Three out of four Indiana parents of young children (76 percent) have budgeted for the cost of raising them. However, 37 percent of parents have gone into debt to cover the cost of raising children, the highest percentage in the country.
“It’s difficult to estimate the cost of raising a child, especially when you have no experience doing so,” said Tim Massey, Indiana Regional President, BMO Harris Bank. “Creating a detailed budget, that includes everything from childcare to extracurricular activities, can help those expecting their first child to understand better the overall costs and how to prepare financially for the inevitable changes children bring.”
The study, which surveyed parents expecting to have a child in the next 5 years or with children less than 10 years old, found that in Indiana:
- Future parents underestimated the costs, expecting to pay $292 per child annually, while those who currently pay for it saying it costs $429 (Nationally: $507 vs. $437).
- Those soon-to-be parents planning to contribute to a 529 Plan estimated they would put away $185 on a monthly basis. Current parents who already contribute said they contributed only $119 (Nationally: $303 vs. $196).
- Future parents estimate food costs would be an average of $308 per child monthly, but the average spend for current parents was half that – $155 (Nationally: $347 vs. $160).
At a national level, the survey found:
- Most parents (85 percent) report having to make cutbacks to pay for children.
- More than a quarter (28 percent) have gone into debt.
- 82 percent of new and expecting parents have a budget in place.
“The cost of raising a child is a major outlay for households, but current and would-be parents have to be careful to incorporate these actual and expected outlays in their family budgets. This often means cutting back on spending elsewhere and exercising caution when using credit,” said Michael Gregory, Head of U.S. Economics, BMO Capital Markets. “Households across America have made remarkable progress in repairing their balance sheets during the past few years. Across all households, mortgage and consumer credit peaked at nearly 125 percent of after-tax personal incomes during 2007 and it has since fallen under 99 percent, hovering around its lowest level in more than a decade.”
For more information about planning for the next Life Stage, visit bmoharris.com/yourfinanciallife.

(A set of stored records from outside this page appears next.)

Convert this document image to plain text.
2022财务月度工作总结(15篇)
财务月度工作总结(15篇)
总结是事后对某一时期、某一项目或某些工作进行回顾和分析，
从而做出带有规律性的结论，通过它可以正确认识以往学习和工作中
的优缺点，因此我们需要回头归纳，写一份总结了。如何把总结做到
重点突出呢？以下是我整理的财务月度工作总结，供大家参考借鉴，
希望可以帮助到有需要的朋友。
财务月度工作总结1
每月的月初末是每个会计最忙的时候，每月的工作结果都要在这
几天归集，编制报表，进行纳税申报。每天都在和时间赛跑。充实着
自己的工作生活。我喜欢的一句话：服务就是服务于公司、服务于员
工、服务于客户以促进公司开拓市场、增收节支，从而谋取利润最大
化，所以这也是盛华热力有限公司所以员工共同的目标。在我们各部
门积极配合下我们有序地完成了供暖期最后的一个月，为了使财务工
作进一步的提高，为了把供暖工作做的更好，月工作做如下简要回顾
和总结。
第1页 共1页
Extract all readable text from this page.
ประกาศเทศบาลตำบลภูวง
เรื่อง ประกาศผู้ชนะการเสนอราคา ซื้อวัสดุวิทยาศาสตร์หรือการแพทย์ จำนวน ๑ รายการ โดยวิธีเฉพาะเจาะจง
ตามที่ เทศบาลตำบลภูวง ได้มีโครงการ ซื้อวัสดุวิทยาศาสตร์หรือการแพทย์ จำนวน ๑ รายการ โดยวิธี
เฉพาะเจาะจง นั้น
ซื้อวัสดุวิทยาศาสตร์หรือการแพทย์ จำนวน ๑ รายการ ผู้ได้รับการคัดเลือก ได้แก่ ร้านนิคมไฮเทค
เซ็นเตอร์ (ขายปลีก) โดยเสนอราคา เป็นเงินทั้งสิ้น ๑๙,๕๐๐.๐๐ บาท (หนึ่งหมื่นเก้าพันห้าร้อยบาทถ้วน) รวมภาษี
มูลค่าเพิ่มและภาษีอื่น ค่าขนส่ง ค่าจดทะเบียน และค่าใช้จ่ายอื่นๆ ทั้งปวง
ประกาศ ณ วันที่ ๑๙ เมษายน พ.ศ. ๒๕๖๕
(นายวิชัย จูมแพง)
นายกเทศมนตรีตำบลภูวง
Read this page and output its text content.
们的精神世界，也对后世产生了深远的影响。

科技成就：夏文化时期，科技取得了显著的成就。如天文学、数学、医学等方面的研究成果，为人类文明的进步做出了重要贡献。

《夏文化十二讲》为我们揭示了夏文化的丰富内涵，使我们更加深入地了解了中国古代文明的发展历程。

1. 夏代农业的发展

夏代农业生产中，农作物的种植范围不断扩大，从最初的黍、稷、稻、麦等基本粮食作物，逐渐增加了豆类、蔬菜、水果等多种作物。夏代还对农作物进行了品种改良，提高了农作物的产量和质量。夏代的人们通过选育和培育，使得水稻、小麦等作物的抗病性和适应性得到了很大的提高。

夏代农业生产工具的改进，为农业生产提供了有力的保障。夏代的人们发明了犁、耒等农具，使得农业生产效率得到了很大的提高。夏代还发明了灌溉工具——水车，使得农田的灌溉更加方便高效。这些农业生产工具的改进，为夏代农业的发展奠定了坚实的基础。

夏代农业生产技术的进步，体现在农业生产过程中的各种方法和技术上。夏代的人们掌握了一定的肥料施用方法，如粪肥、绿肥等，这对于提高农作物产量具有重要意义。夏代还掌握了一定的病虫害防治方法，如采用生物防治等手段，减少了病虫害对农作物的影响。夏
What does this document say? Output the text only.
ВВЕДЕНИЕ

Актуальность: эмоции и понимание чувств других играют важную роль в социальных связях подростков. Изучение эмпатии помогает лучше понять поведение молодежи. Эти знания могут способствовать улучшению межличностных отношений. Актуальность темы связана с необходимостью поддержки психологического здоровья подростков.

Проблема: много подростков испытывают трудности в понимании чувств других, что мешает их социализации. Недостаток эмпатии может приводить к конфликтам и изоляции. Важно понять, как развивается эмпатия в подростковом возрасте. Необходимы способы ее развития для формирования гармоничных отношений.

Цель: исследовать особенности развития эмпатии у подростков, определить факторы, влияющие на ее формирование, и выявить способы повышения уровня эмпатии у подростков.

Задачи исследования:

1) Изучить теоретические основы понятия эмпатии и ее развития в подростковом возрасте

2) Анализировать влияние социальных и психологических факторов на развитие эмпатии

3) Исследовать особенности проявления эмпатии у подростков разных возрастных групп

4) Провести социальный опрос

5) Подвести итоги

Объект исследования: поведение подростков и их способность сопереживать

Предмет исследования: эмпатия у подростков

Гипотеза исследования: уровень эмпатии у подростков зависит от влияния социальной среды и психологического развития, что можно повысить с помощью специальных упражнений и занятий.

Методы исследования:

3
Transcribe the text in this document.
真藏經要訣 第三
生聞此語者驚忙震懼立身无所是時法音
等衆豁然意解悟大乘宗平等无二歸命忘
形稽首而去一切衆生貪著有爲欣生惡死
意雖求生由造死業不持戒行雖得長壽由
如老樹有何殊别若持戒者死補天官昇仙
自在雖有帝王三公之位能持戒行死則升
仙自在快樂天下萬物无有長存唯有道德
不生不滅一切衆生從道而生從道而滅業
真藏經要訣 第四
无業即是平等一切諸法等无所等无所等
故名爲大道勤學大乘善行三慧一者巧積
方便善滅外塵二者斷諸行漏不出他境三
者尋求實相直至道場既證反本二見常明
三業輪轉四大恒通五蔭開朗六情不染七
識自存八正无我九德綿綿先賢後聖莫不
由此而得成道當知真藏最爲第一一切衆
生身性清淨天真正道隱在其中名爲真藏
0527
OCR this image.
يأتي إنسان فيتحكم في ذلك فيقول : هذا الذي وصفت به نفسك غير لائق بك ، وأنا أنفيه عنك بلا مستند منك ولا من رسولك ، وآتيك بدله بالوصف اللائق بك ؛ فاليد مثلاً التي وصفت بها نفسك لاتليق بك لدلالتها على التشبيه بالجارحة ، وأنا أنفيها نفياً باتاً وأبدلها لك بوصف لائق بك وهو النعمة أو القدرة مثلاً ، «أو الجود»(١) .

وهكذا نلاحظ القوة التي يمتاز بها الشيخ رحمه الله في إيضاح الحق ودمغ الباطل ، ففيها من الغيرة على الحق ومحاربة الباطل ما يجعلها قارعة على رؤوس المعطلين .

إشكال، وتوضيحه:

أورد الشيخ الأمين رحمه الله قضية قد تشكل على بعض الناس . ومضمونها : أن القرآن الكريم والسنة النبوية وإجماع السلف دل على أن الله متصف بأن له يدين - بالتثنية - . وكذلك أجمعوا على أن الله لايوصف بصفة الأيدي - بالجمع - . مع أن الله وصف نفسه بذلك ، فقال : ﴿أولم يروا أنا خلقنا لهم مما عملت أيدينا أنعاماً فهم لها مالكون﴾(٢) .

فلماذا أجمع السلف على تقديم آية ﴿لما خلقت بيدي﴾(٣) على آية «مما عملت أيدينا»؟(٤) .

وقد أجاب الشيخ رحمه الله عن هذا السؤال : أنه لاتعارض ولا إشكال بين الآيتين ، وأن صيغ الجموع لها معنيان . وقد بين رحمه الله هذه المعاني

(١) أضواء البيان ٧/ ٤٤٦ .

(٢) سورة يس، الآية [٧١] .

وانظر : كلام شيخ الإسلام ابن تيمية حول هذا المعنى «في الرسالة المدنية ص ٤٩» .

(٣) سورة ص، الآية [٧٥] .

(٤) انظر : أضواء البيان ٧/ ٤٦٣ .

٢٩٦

Survey results cited in this release are from a Pollara survey with an online sample of 1,500 Americans (including 150 from Indiana) conducted between Nov. 22-29, 2013. This includes 993 interviews with parents of children under 10 and 507 interviews with Americans who expect to have their first child in the next 5 years. The margin of error for a probability sample of this size is ± 2.5 percent, 19 times out of 20.